Положил ковчежец назад в ларец и вынул из него перстень с карбункулом, Амоновым оком. Поднял камень, вращавшийся на золотом стержне в петельках, заглянул в чашечку под ним с серебристо-серым порошком — ядом. Только половина его оставалась в чашечке, другую — он высыпал тогда, на пире Заакеры, в чашу царя. Снова опустил камень и спрятал перстень в ларец.

Сошел в сад и через калитку в садовой стене вышел на улицу, залитую белым лунным светом, с одной стороны, и перерезанную черными тенями развалин — с другой.

Шел, опустив голову, сгорбившись, тяжело ступая и опираясь на посох, как усталый путник в конце дневного пути.

Белые барашки, сквозя на луне тонким руном с перламутровым отливом, розово-рыжим и голубовато-серебряным, двигались медленно, все в одну сторону, как будто паслись на небесных пастбищах и пастухом был месяц. Тихо было на небе, тихо на земле, недвижимо все, как бы сковано лунным серебром: только летучие мыши сновали быстро, как челноки на ткацком станке.

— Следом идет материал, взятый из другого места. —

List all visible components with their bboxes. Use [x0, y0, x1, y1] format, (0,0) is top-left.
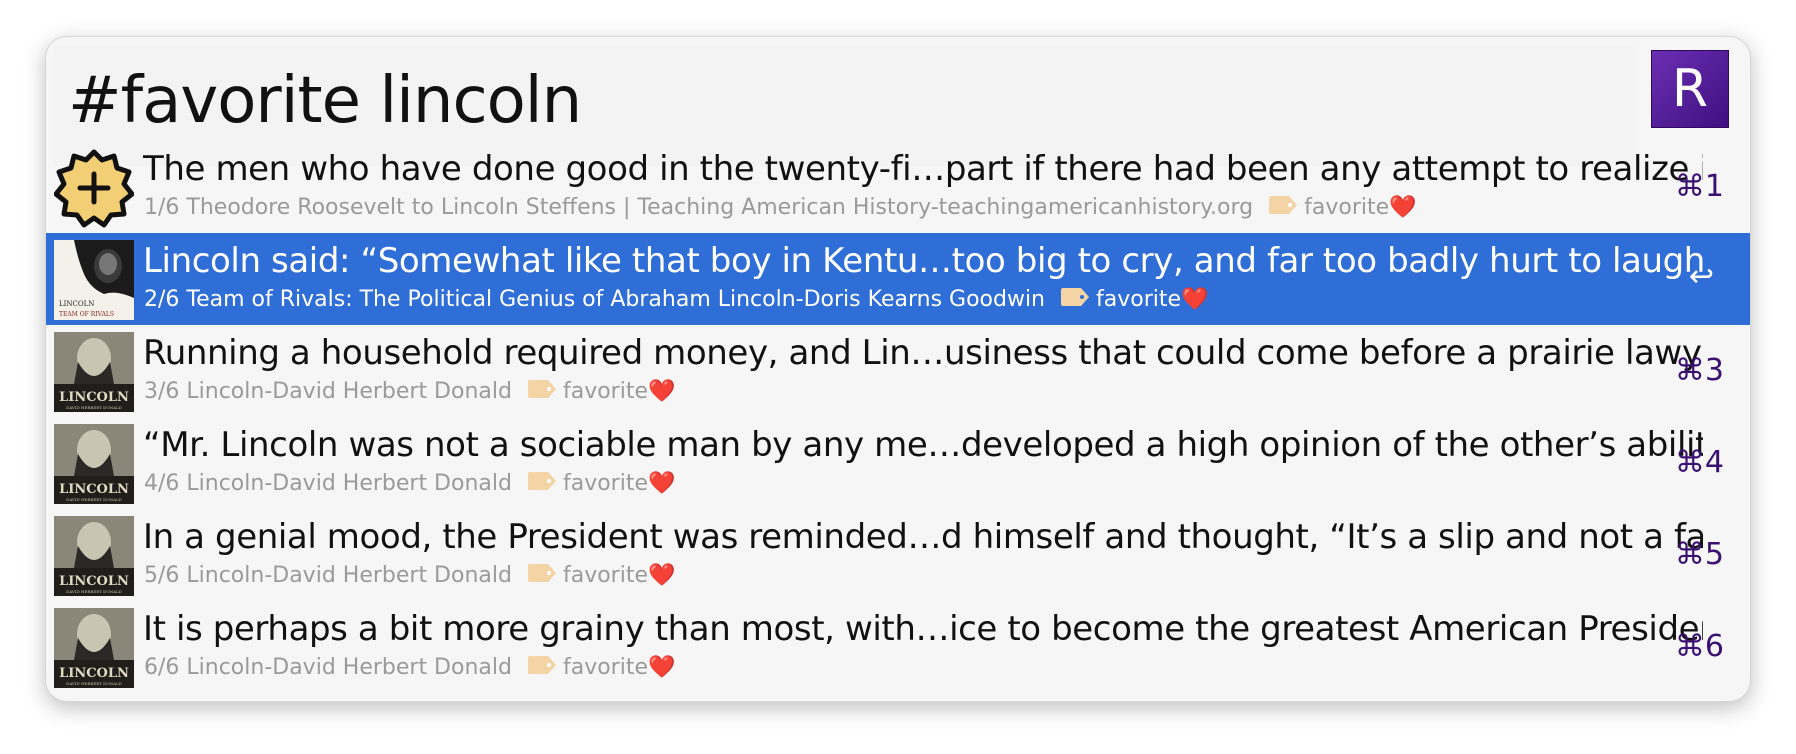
lincoln-book-cover: LINCOLN DAVID HERBERT DONALD [54, 332, 134, 412]
heart-icon: ❤️ [648, 563, 676, 588]
result-subtitle: 6/6 Lincoln-David Herbert Donald favorit… [144, 655, 1704, 681]
cover-subtitle: DAVID HERBERT DONALD [66, 497, 122, 502]
launcher-window: #favorite lincoln R The men who have don… [45, 36, 1751, 702]
tag-icon [1060, 287, 1090, 313]
cover-subtitle: DAVID HERBERT DONALD [66, 681, 122, 686]
return-key-icon: ↩ [1688, 259, 1714, 294]
results-list: The men who have done good in the twenty… [46, 141, 1750, 693]
tag-label: favorite [562, 471, 648, 496]
heart-icon: ❤️ [1181, 287, 1209, 312]
lincoln-book-cover: LINCOLN DAVID HERBERT DONALD [54, 516, 134, 596]
cover-subtitle: DAVID HERBERT DONALD [66, 589, 122, 594]
cover-subtitle: DAVID HERBERT DONALD [66, 405, 122, 410]
heart-icon: ❤️ [648, 655, 676, 680]
result-source: 4/6 Lincoln-David Herbert Donald [144, 471, 512, 496]
tag-icon [1268, 195, 1298, 221]
result-title: Running a household required money, and … [143, 333, 1703, 373]
cover-subtitle: TEAM OF RIVALS [59, 311, 114, 318]
shortcut-label: ⌘6 [1674, 629, 1724, 664]
result-source: 5/6 Lincoln-David Herbert Donald [144, 563, 512, 588]
lincoln-book-cover: LINCOLN DAVID HERBERT DONALD [54, 608, 134, 688]
tag-label: favorite [1096, 287, 1182, 312]
app-badge-icon[interactable]: R [1651, 50, 1729, 128]
tag-label: favorite [1304, 195, 1390, 220]
heart-icon: ❤️ [648, 471, 676, 496]
result-row[interactable]: LINCOLN DAVID HERBERT DONALD In a genial… [46, 509, 1750, 601]
result-subtitle: 5/6 Lincoln-David Herbert Donald favorit… [144, 563, 1704, 589]
team-of-rivals-cover: LINCOLN TEAM OF RIVALS [54, 240, 134, 320]
cover-title: LINCOLN [59, 300, 94, 308]
cover-title: LINCOLN [59, 390, 129, 405]
result-subtitle: 4/6 Lincoln-David Herbert Donald favorit… [144, 471, 1704, 497]
search-query[interactable]: #favorite lincoln [68, 64, 582, 138]
result-row[interactable]: LINCOLN DAVID HERBERT DONALD It is perha… [46, 601, 1750, 693]
tag-icon [527, 379, 557, 405]
result-source: 1/6 Theodore Roosevelt to Lincoln Steffe… [144, 195, 1254, 220]
result-subtitle: 3/6 Lincoln-David Herbert Donald favorit… [144, 379, 1704, 405]
result-title: Lincoln said: “Somewhat like that boy in… [143, 241, 1703, 281]
result-row[interactable]: The men who have done good in the twenty… [46, 141, 1750, 233]
heart-icon: ❤️ [1389, 195, 1417, 220]
cover-title: LINCOLN [59, 666, 129, 681]
gear-plus-icon [54, 148, 134, 228]
tag-icon [527, 655, 557, 681]
tag-icon [527, 563, 557, 589]
cover-title: LINCOLN [59, 482, 129, 497]
result-title: In a genial mood, the President was remi… [143, 517, 1703, 557]
heart-icon: ❤️ [648, 379, 676, 404]
shortcut-label: ⌘3 [1674, 353, 1724, 388]
result-title: The men who have done good in the twenty… [143, 149, 1703, 189]
tag-icon [527, 471, 557, 497]
result-row-selected[interactable]: LINCOLN TEAM OF RIVALS Lincoln said: “So… [46, 233, 1750, 325]
tag-label: favorite [562, 379, 648, 404]
result-source: 3/6 Lincoln-David Herbert Donald [144, 379, 512, 404]
app-badge-letter: R [1671, 59, 1709, 119]
shortcut-label: ⌘1 [1674, 169, 1724, 204]
result-subtitle: 1/6 Theodore Roosevelt to Lincoln Steffe… [144, 195, 1704, 221]
result-title: “Mr. Lincoln was not a sociable man by a… [143, 425, 1703, 465]
cover-title: LINCOLN [59, 574, 129, 589]
result-subtitle: 2/6 Team of Rivals: The Political Genius… [144, 287, 1704, 313]
result-source: 6/6 Lincoln-David Herbert Donald [144, 655, 512, 680]
result-title: It is perhaps a bit more grainy than mos… [143, 609, 1703, 649]
result-source: 2/6 Team of Rivals: The Political Genius… [144, 287, 1046, 312]
shortcut-label: ⌘5 [1674, 537, 1724, 572]
result-row[interactable]: LINCOLN DAVID HERBERT DONALD Running a h… [46, 325, 1750, 417]
tag-label: favorite [562, 655, 648, 680]
tag-label: favorite [562, 563, 648, 588]
shortcut-label: ⌘4 [1674, 445, 1724, 480]
lincoln-book-cover: LINCOLN DAVID HERBERT DONALD [54, 424, 134, 504]
result-row[interactable]: LINCOLN DAVID HERBERT DONALD “Mr. Lincol… [46, 417, 1750, 509]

Вдруг послышался протяжный вой с хохотом; похоже было на то, что человека защекотали до слез и он хохочет и плачет вместе. Это выли гиены, должно быть, учуяв Мериру. К ним присоединились шакалы, точно кликуши закликали. И весь мертвый город ожил. Но постепенно умолкли, и опять наступила тишина.

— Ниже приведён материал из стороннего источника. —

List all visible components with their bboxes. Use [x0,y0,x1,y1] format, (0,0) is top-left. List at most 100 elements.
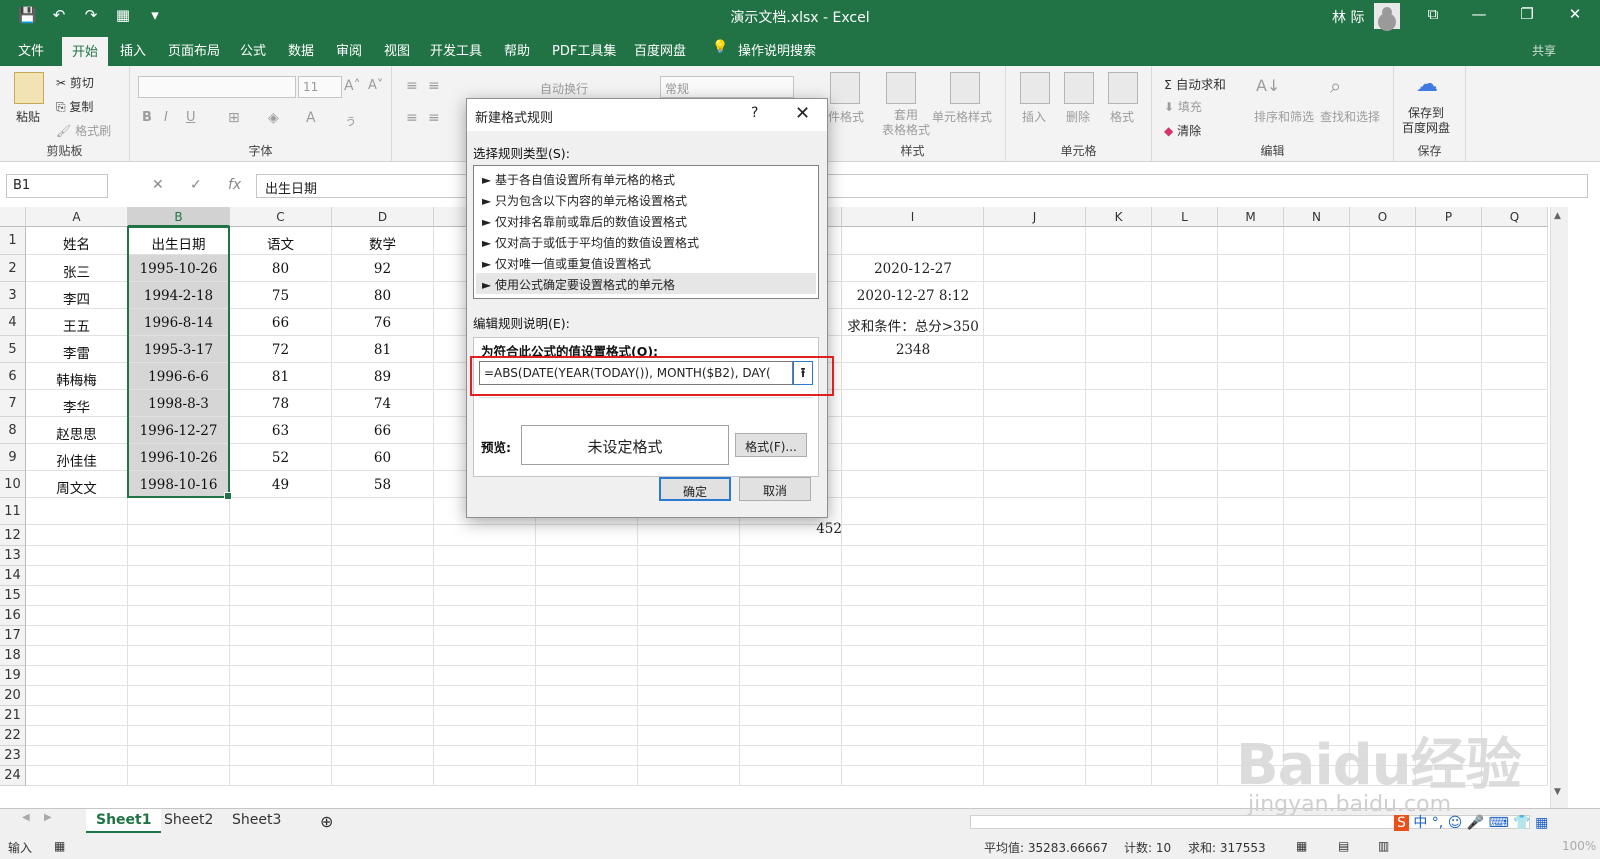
delete-cells-icon[interactable] [1064,72,1094,104]
grid-cell[interactable] [332,746,434,766]
grid-cell[interactable]: 72 [230,336,332,363]
copy-button[interactable]: ⎘ 复制 [56,98,93,115]
clear-button[interactable]: ◆ 清除 [1164,122,1201,139]
grid-cell[interactable] [984,566,1086,586]
grid-cell[interactable] [1152,336,1218,363]
grid-cell[interactable]: 王五 [26,309,128,336]
grid-cell[interactable] [842,525,984,546]
grid-cell[interactable]: 1996-10-26 [128,444,230,471]
grid-cell[interactable] [1350,525,1416,546]
grid-cell[interactable] [984,336,1086,363]
align-top-icon[interactable]: ≡ [406,78,418,94]
restore-button[interactable]: ❐ [1512,5,1542,23]
grid-cell[interactable] [1350,546,1416,566]
grid-cell[interactable] [1152,766,1218,786]
grid-cell[interactable] [26,646,128,666]
grid-cell[interactable] [638,706,740,726]
row-header[interactable]: 9 [0,444,26,471]
grid-cell[interactable] [1086,626,1152,646]
grid-cell[interactable] [984,646,1086,666]
grid-cell[interactable] [1086,309,1152,336]
cut-button[interactable]: ✂ 剪切 [56,74,94,91]
grid-cell[interactable] [230,525,332,546]
grid-cell[interactable] [1416,586,1482,606]
grid-cell[interactable] [1152,227,1218,255]
grid-cell[interactable] [638,666,740,686]
grid-cell[interactable] [1284,309,1350,336]
grid-cell[interactable]: 李华 [26,390,128,417]
grid-cell[interactable] [740,606,842,626]
grid-cell[interactable] [1218,227,1284,255]
grid-cell[interactable] [1284,363,1350,390]
grid-cell[interactable]: 1995-3-17 [128,336,230,363]
row-header[interactable]: 23 [0,746,26,766]
grid-cell[interactable] [128,746,230,766]
grid-cell[interactable] [984,363,1086,390]
insert-function-icon[interactable]: fx [228,177,241,193]
grid-cell[interactable] [842,746,984,766]
column-header[interactable]: D [332,207,434,227]
tell-me-search[interactable]: 操作说明搜索 [738,40,816,59]
font-name-combo[interactable] [138,76,296,98]
grid-cell[interactable] [434,726,536,746]
grid-cell[interactable] [1152,390,1218,417]
grid-cell[interactable] [128,586,230,606]
grid-cell[interactable] [842,706,984,726]
grid-cell[interactable] [1482,606,1548,626]
avatar[interactable] [1374,3,1400,29]
conditional-format-icon[interactable] [830,72,860,104]
grid-cell[interactable] [332,666,434,686]
grid-cell[interactable] [1086,746,1152,766]
grid-cell[interactable] [1218,282,1284,309]
grid-cell[interactable] [842,417,984,444]
grid-cell[interactable] [842,726,984,746]
grid-cell[interactable] [1350,606,1416,626]
grid-cell[interactable] [1350,626,1416,646]
grid-cell[interactable] [26,746,128,766]
grid-cell[interactable] [1416,686,1482,706]
grid-cell[interactable] [536,726,638,746]
grid-cell[interactable] [1482,336,1548,363]
grid-cell[interactable] [740,646,842,666]
grid-cell[interactable] [128,626,230,646]
grid-cell[interactable] [842,566,984,586]
row-header[interactable]: 20 [0,686,26,706]
format-as-table-icon[interactable] [886,72,916,104]
grid-cell[interactable] [332,706,434,726]
grid-cell[interactable] [1152,726,1218,746]
grid-cell[interactable] [1086,255,1152,282]
page-layout-view-icon[interactable]: ▤ [1338,839,1349,853]
grid-cell[interactable] [1482,498,1548,525]
row-header[interactable]: 6 [0,363,26,390]
grid-cell[interactable] [230,766,332,786]
column-header[interactable]: A [26,207,128,227]
grid-cell[interactable] [434,686,536,706]
sort-filter-button[interactable]: 排序和筛选 [1254,108,1314,125]
grid-cell[interactable]: 66 [230,309,332,336]
grid-cell[interactable] [1152,666,1218,686]
tab-baidu-netdisk[interactable]: 百度网盘 [634,40,686,59]
ribbon-display-icon[interactable]: ⧉ [1418,5,1448,23]
grid-cell[interactable] [26,706,128,726]
grid-cell[interactable]: 80 [332,282,434,309]
grid-cell[interactable]: 1996-12-27 [128,417,230,444]
save-to-baidu-button[interactable]: 保存到 百度网盘 [1402,106,1450,136]
grid-cell[interactable] [1152,746,1218,766]
grid-cell[interactable] [1218,471,1284,498]
grid-cell[interactable] [1416,417,1482,444]
grid-cell[interactable] [1086,766,1152,786]
grid-cell[interactable] [984,746,1086,766]
grid-cell[interactable] [1284,255,1350,282]
grid-cell[interactable] [1086,606,1152,626]
grid-cell[interactable] [332,566,434,586]
grid-cell[interactable] [740,746,842,766]
column-header[interactable]: M [1218,207,1284,227]
grid-cell[interactable]: 66 [332,417,434,444]
grid-cell[interactable] [332,525,434,546]
select-all-corner[interactable] [0,207,26,227]
grid-cell[interactable] [1152,525,1218,546]
grid-cell[interactable] [638,726,740,746]
grid-cell[interactable] [1416,471,1482,498]
scroll-up-icon[interactable]: ▲ [1554,211,1561,221]
grid-cell[interactable] [1482,363,1548,390]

Миновав огромный пустырь с обгорелыми досками и бревнами — пожарище царского дворца, — Мерира вышел к Атонову храму.

Храм наполовину уцелел. Исполинское зданье с толстыми стенами из хорошо обожженных кирпичей и каменных глыб нельзя было сжечь и нелегко разрушить. Только деревянные стропила в потолках обгорели, а кое-где потолки провалились, столпы обрушились. Плоские, на стенах, изваянья царя Ахенатона, приносящего жертву богу Солнца, всюду были разбиты, иероглифные надписи стерты или замазаны. На семи дворах-святилищах все триста шестьдесят пять алебастровых жертвенников были тоже разрушены, и место их осквернено: целыми обозами свозились сюда и сваливались нечистоты из Селенья Пархатых, так что в первое время нельзя было пройти мимо, не задохнувшись от смрада. Но скоро солнце выжгло, очистило все, превратило навоз в чернозем; ветер пустыни завеял его песком, и там, где было смрадное гноище, заблагоухали степные травы — свежая мята и горькая полынь.

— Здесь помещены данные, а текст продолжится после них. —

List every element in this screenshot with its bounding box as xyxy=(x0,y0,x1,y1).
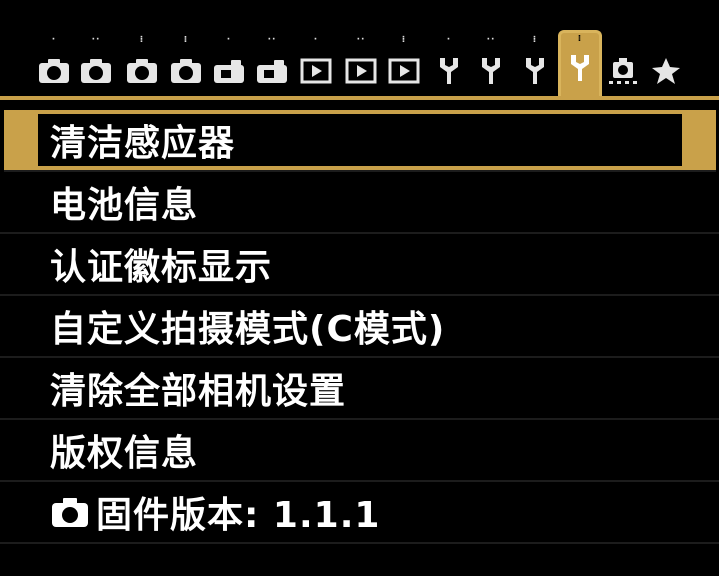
tab-index-dots: ⁝ xyxy=(532,35,538,45)
menu-item-battery-info[interactable]: 电池信息 xyxy=(0,172,719,234)
tab-index-dots: ·· xyxy=(356,35,366,45)
wrench-icon xyxy=(433,56,465,86)
movie-camera-icon xyxy=(256,56,288,86)
tab-index-dots: ⁝ xyxy=(401,35,407,45)
tab-movie-2[interactable]: ·· xyxy=(251,36,293,94)
tab-bar-underline xyxy=(0,96,719,100)
wrench-icon xyxy=(564,53,596,83)
tab-index-dots: · xyxy=(226,35,232,45)
tab-index-dots: ·· xyxy=(91,35,101,45)
tab-movie-1[interactable]: · xyxy=(208,36,250,94)
menu-item-copyright-info[interactable]: 版权信息 xyxy=(0,420,719,482)
tab-my-menu[interactable] xyxy=(645,36,687,94)
tab-shooting-3[interactable]: ⁝ xyxy=(121,36,163,94)
tab-setup-1[interactable]: · xyxy=(428,36,470,94)
camera-icon xyxy=(38,56,70,86)
menu-item-certification-logo[interactable]: 认证徽标显示 xyxy=(0,234,719,296)
tab-index-dots xyxy=(645,36,687,50)
wrench-icon xyxy=(475,56,507,86)
playback-icon xyxy=(300,56,332,86)
tab-setup-3[interactable]: ⁝ xyxy=(514,36,556,94)
tab-playback-2[interactable]: ·· xyxy=(340,36,382,94)
settings-menu-list: 清洁感应器 电池信息 认证徽标显示 自定义拍摄模式(C模式) 清除全部相机设置 … xyxy=(0,104,719,544)
star-icon xyxy=(650,56,682,86)
tab-playback-3[interactable]: ⁝ xyxy=(383,36,425,94)
custom-function-icon xyxy=(607,56,639,86)
tab-index-dots: ·· xyxy=(486,35,496,45)
playback-icon xyxy=(388,56,420,86)
playback-icon xyxy=(345,56,377,86)
menu-item-label: 清洁感应器 xyxy=(50,123,236,164)
tab-custom-functions[interactable] xyxy=(602,36,644,94)
menu-item-label: 清除全部相机设置 xyxy=(50,371,347,412)
tab-setup-2[interactable]: ·· xyxy=(470,36,512,94)
tab-index-dots: ·· xyxy=(267,35,277,45)
tab-index-dots: ⁞ xyxy=(183,35,189,45)
tab-index-dots: ⁞ xyxy=(577,34,583,44)
tab-index-dots xyxy=(602,36,644,50)
camera-icon xyxy=(170,56,202,86)
tab-setup-4[interactable]: ⁞ xyxy=(558,30,602,99)
tab-index-dots: ⁝ xyxy=(139,35,145,45)
tab-shooting-4[interactable]: ⁞ xyxy=(165,36,207,94)
tab-shooting-1[interactable]: · xyxy=(33,36,75,94)
tab-playback-1[interactable]: · xyxy=(295,36,337,94)
tab-shooting-2[interactable]: ·· xyxy=(75,36,117,94)
menu-item-label: 电池信息 xyxy=(50,185,199,226)
menu-item-label: 认证徽标显示 xyxy=(50,247,273,288)
menu-tab-bar: · ·· ⁝ ⁞ · ·· · ·· ⁝ · ·· ⁝ ⁞ xyxy=(0,0,719,100)
menu-item-clean-sensor[interactable]: 清洁感应器 xyxy=(4,110,716,172)
camera-icon xyxy=(80,56,112,86)
wrench-icon xyxy=(519,56,551,86)
menu-item-custom-shooting-mode[interactable]: 自定义拍摄模式(C模式) xyxy=(0,296,719,358)
camera-icon xyxy=(50,496,90,528)
menu-item-label: 自定义拍摄模式(C模式) xyxy=(50,309,446,350)
tab-index-dots: · xyxy=(51,35,57,45)
menu-item-firmware-version[interactable]: 固件版本: 1.1.1 xyxy=(0,482,719,544)
tab-index-dots: · xyxy=(313,35,319,45)
menu-item-label: 固件版本: 1.1.1 xyxy=(96,495,381,536)
menu-item-clear-all-settings[interactable]: 清除全部相机设置 xyxy=(0,358,719,420)
camera-icon xyxy=(126,56,158,86)
movie-camera-icon xyxy=(213,56,245,86)
menu-item-label: 版权信息 xyxy=(50,433,199,474)
tab-index-dots: · xyxy=(446,35,452,45)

Семь дворов — семь храмов. Таммуза вавилонского, Аттиса хеттейского, Адона ханаанского, Адуна критского, Митры митаннийского, Эшмуна финикийского, Загрея фракийского. «Все эти боги — тени Грядущего», — вспомнил Мерира и опять подумал со скукой: «Он — всегда, везде; от Него не уйдешь!»

Вдруг послышались шаги. Оглянулся — никого. Опять шаги — опять никого. Это повторялось несколько раз. Наконец, подойдя к восьмому, закрытому храму, где было Святое Святых, он увидел вдали человека, перебегавшего из лунного света в тень. Знал, что в городе, по ночам, грабят и убивают; вспомнил, что безоружен; остановился, хотел было крикнуть: «Кто там?», но почувствовал такое отвращенье к собственному голосу, что молча вошел в храм.